Angry demonstrators, captured on amateur video, stormed the U.S. Embassy in Cairo and ripped apart an American flag. Gunmen with automatic rifles and rocket-propelled grenades, also motivated by the trailer, attacked U.S. consulate offices in the Libyan city Benghazi to protest the anti-Islam scenes they called "blasphemous," Reuters reported.
The protesters set the consulate on fire and late Tuesday Secretary of State Hillary Rodham Clinton confirmed that a State Department officer had been killed in the Benghazi attack.
"The United States deplores any intentional effort to denigrate the religious beliefs of others." she said. "But let me be clear: There is never any justification for violent acts of this kind."
"Islamic, Islamic. The right of our prophet will not die," chanted protesting crowds, according to an Associated Press report.

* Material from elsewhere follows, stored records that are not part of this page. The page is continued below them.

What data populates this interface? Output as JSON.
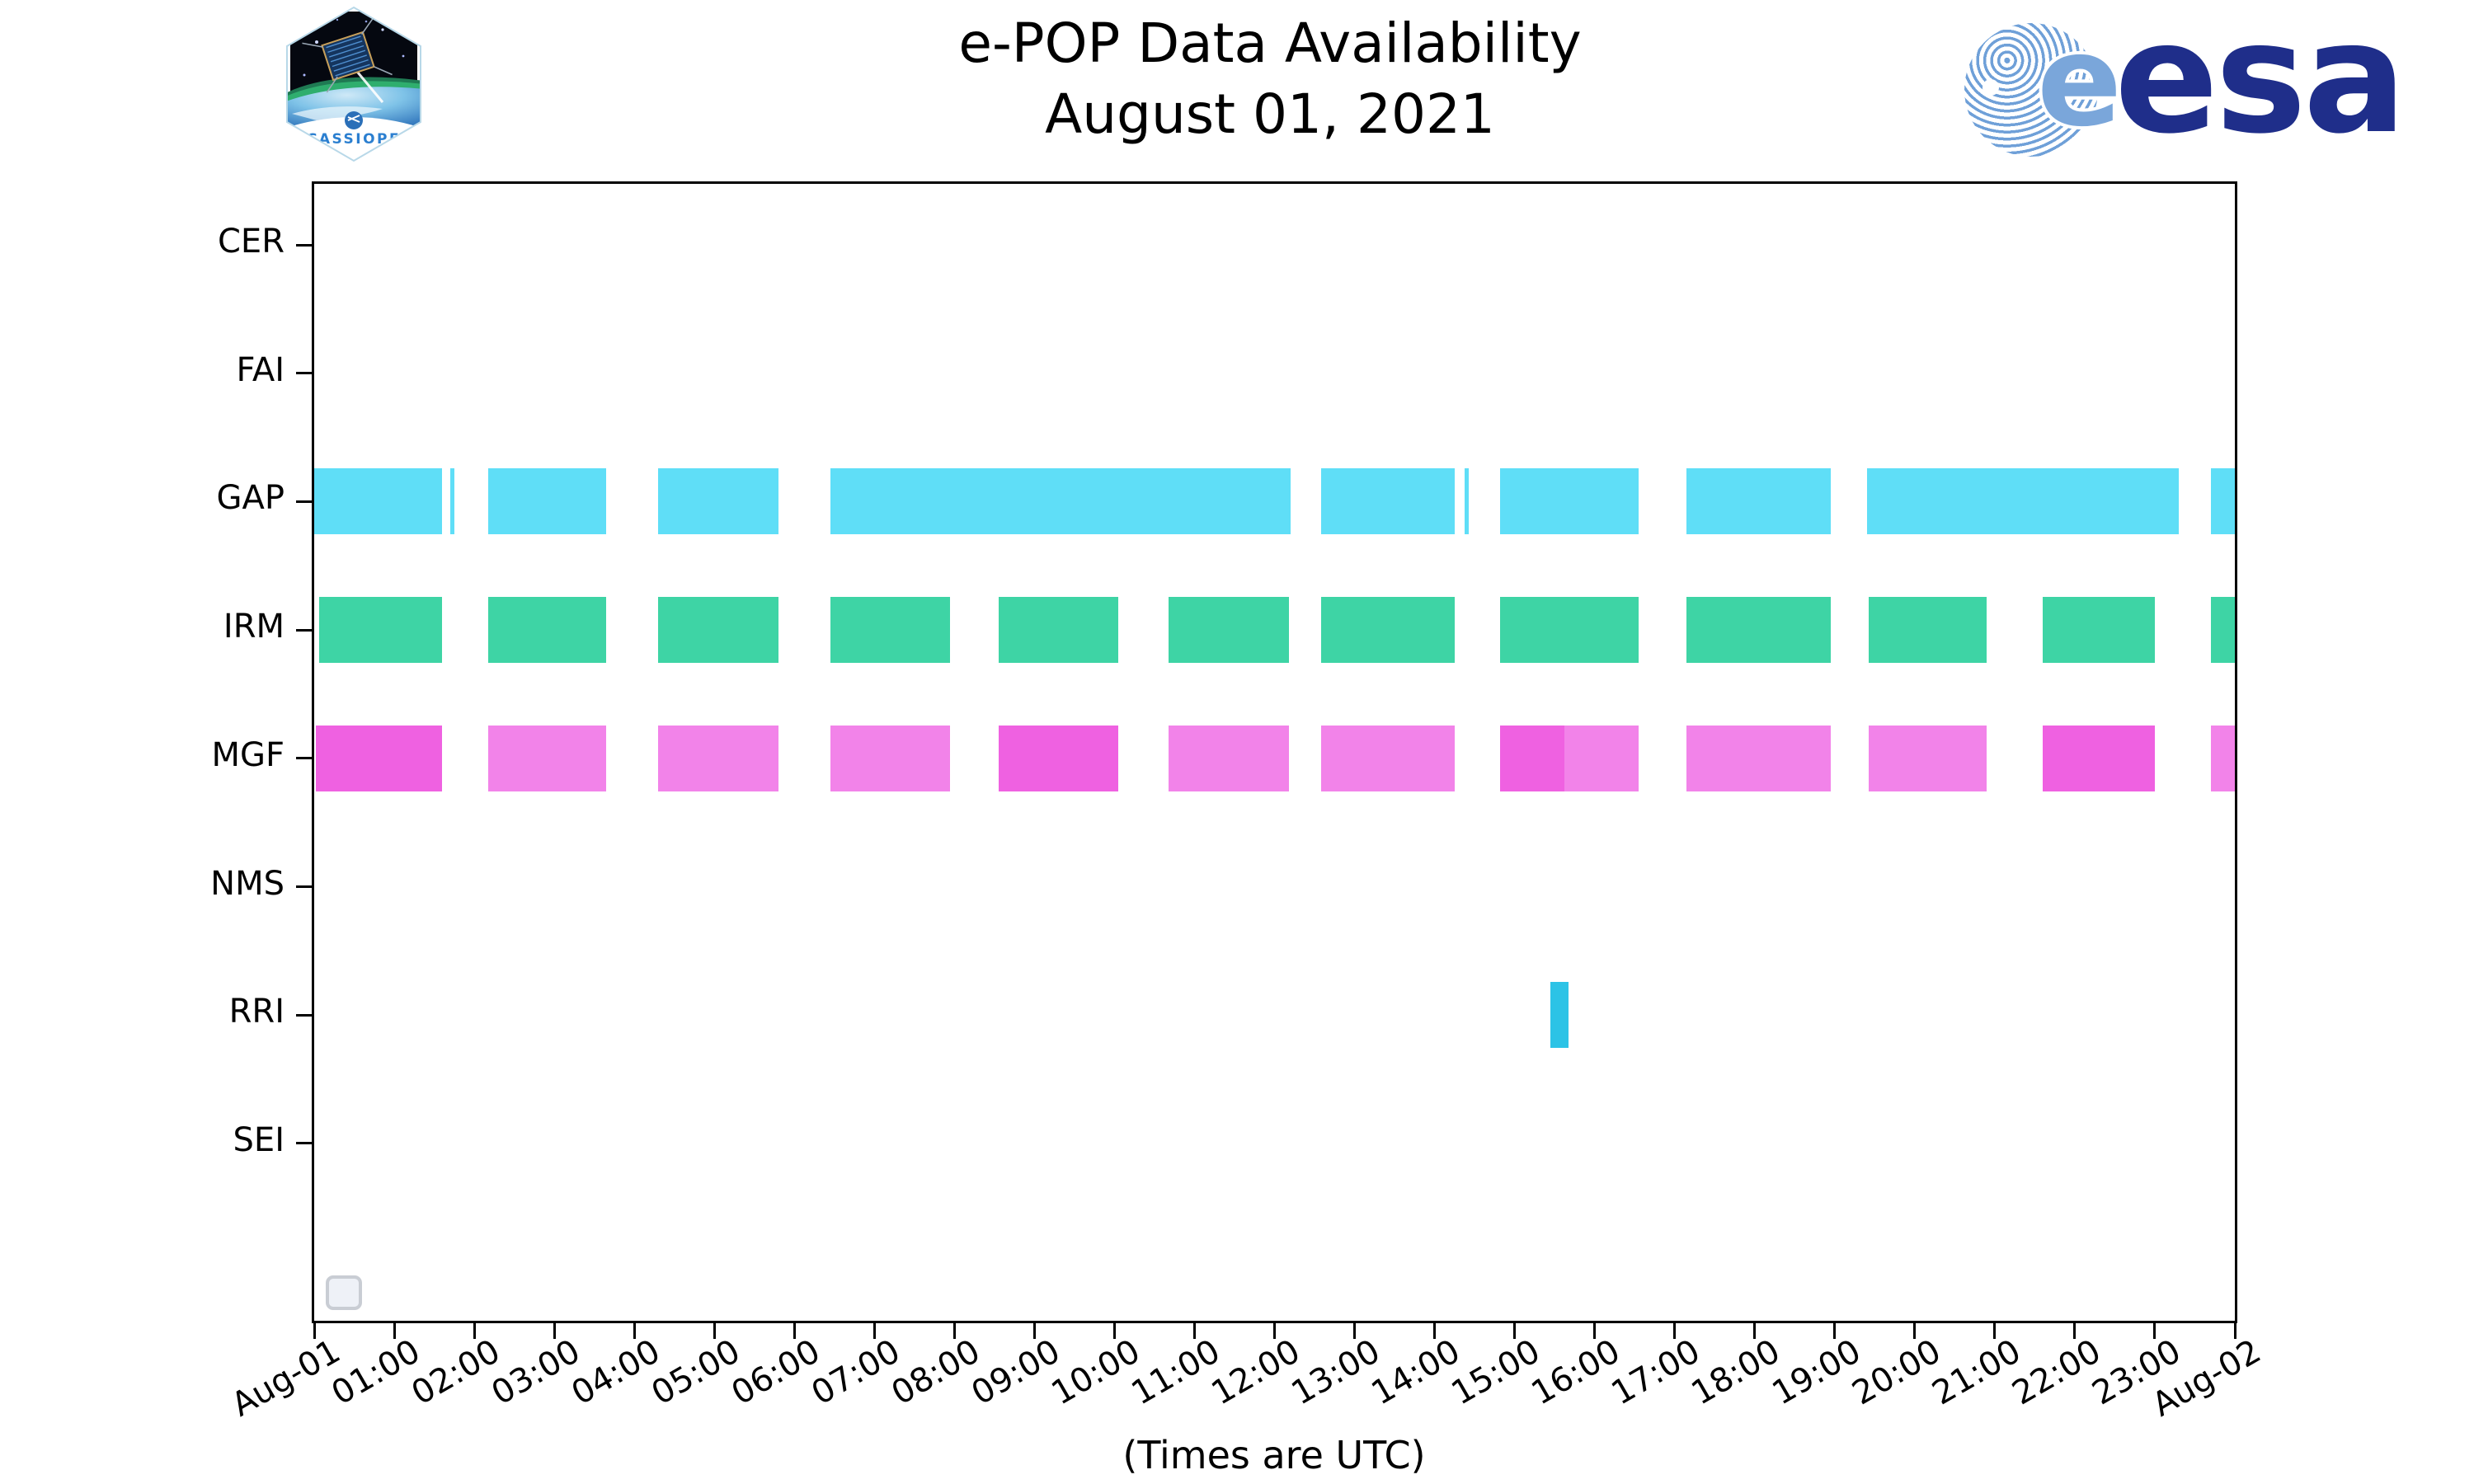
{
  "header": {
    "title_line1": "e-POP Data Availability",
    "title_line2": "August 01, 2021",
    "cassiope_label": "CASSIOPE",
    "esa_e": "e",
    "esa_wordmark": "esa"
  },
  "footer": {
    "note": "(Times are UTC)"
  },
  "colors": {
    "gap_cyan": "#5fdef7",
    "rri_cyan": "#2cc3e6",
    "irm_green": "#3ed4a5",
    "mgf_pink": "#f283e9",
    "mgf_magenta": "#ef61e1",
    "esa_navy": "#1f2e8a",
    "patch_text_blue": "#2b7fd0"
  },
  "chart_data": {
    "type": "gantt",
    "title": "e-POP Data Availability",
    "date": "August 01, 2021",
    "x_axis": {
      "unit": "hours UTC",
      "range": [
        0,
        24
      ],
      "tick_labels": [
        "Aug-01",
        "01:00",
        "02:00",
        "03:00",
        "04:00",
        "05:00",
        "06:00",
        "07:00",
        "08:00",
        "09:00",
        "10:00",
        "11:00",
        "12:00",
        "13:00",
        "14:00",
        "15:00",
        "16:00",
        "17:00",
        "18:00",
        "19:00",
        "20:00",
        "21:00",
        "22:00",
        "23:00",
        "Aug-02"
      ]
    },
    "y_axis": {
      "instruments": [
        "CER",
        "FAI",
        "GAP",
        "IRM",
        "MGF",
        "NMS",
        "RRI",
        "SEI"
      ]
    },
    "note": "(Times are UTC)",
    "series": [
      {
        "name": "CER",
        "segments": []
      },
      {
        "name": "FAI",
        "segments": []
      },
      {
        "name": "GAP",
        "segments": [
          {
            "start": 0.0,
            "end": 1.6,
            "color": "gap_cyan"
          },
          {
            "start": 1.7,
            "end": 1.75,
            "color": "gap_cyan"
          },
          {
            "start": 2.17,
            "end": 3.65,
            "color": "gap_cyan"
          },
          {
            "start": 4.3,
            "end": 5.8,
            "color": "gap_cyan"
          },
          {
            "start": 6.45,
            "end": 12.2,
            "color": "gap_cyan"
          },
          {
            "start": 12.58,
            "end": 14.25,
            "color": "gap_cyan"
          },
          {
            "start": 14.38,
            "end": 14.43,
            "color": "gap_cyan"
          },
          {
            "start": 14.82,
            "end": 16.55,
            "color": "gap_cyan"
          },
          {
            "start": 17.15,
            "end": 18.95,
            "color": "gap_cyan"
          },
          {
            "start": 19.4,
            "end": 23.3,
            "color": "gap_cyan"
          },
          {
            "start": 23.7,
            "end": 24.0,
            "color": "gap_cyan"
          }
        ]
      },
      {
        "name": "IRM",
        "segments": [
          {
            "start": 0.06,
            "end": 1.6,
            "color": "irm_green"
          },
          {
            "start": 2.17,
            "end": 3.65,
            "color": "irm_green"
          },
          {
            "start": 4.3,
            "end": 5.8,
            "color": "irm_green"
          },
          {
            "start": 6.45,
            "end": 7.95,
            "color": "irm_green"
          },
          {
            "start": 8.55,
            "end": 10.05,
            "color": "irm_green"
          },
          {
            "start": 10.68,
            "end": 12.18,
            "color": "irm_green"
          },
          {
            "start": 12.58,
            "end": 14.25,
            "color": "irm_green"
          },
          {
            "start": 14.82,
            "end": 16.55,
            "color": "irm_green"
          },
          {
            "start": 17.15,
            "end": 18.95,
            "color": "irm_green"
          },
          {
            "start": 19.42,
            "end": 20.9,
            "color": "irm_green"
          },
          {
            "start": 21.6,
            "end": 23.0,
            "color": "irm_green"
          },
          {
            "start": 23.7,
            "end": 24.0,
            "color": "irm_green"
          }
        ]
      },
      {
        "name": "MGF",
        "segments": [
          {
            "start": 0.02,
            "end": 1.6,
            "color": "mgf_magenta"
          },
          {
            "start": 2.17,
            "end": 3.65,
            "color": "mgf_pink"
          },
          {
            "start": 4.3,
            "end": 5.8,
            "color": "mgf_pink"
          },
          {
            "start": 6.45,
            "end": 7.95,
            "color": "mgf_pink"
          },
          {
            "start": 8.55,
            "end": 10.05,
            "color": "mgf_magenta"
          },
          {
            "start": 10.68,
            "end": 12.18,
            "color": "mgf_pink"
          },
          {
            "start": 12.58,
            "end": 14.25,
            "color": "mgf_pink"
          },
          {
            "start": 14.82,
            "end": 15.62,
            "color": "mgf_magenta"
          },
          {
            "start": 15.62,
            "end": 16.55,
            "color": "mgf_pink"
          },
          {
            "start": 17.15,
            "end": 18.95,
            "color": "mgf_pink"
          },
          {
            "start": 19.42,
            "end": 20.9,
            "color": "mgf_pink"
          },
          {
            "start": 21.6,
            "end": 23.0,
            "color": "mgf_magenta"
          },
          {
            "start": 23.7,
            "end": 24.0,
            "color": "mgf_pink"
          }
        ]
      },
      {
        "name": "NMS",
        "segments": []
      },
      {
        "name": "RRI",
        "segments": [
          {
            "start": 15.45,
            "end": 15.67,
            "color": "rri_cyan"
          }
        ]
      },
      {
        "name": "SEI",
        "segments": []
      }
    ]
  }
}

"The main problem is I am the first one to put on the screen someone who is [portraying] Muhammad. It makes them mad," the amateur filmmaker told the Associated Press. "But we have to open the door. After 9/11 everybody should be in front of the judge, even Jesus, even Muhammad."
Bacile, who said in the interview that he planned to produce 200 hours on the same subject, didn't know who added the translations to his original English-language trailer.
The Arabic-dubbed video (posted below) had garnered more than 40,000 views by Tuesday afternoon.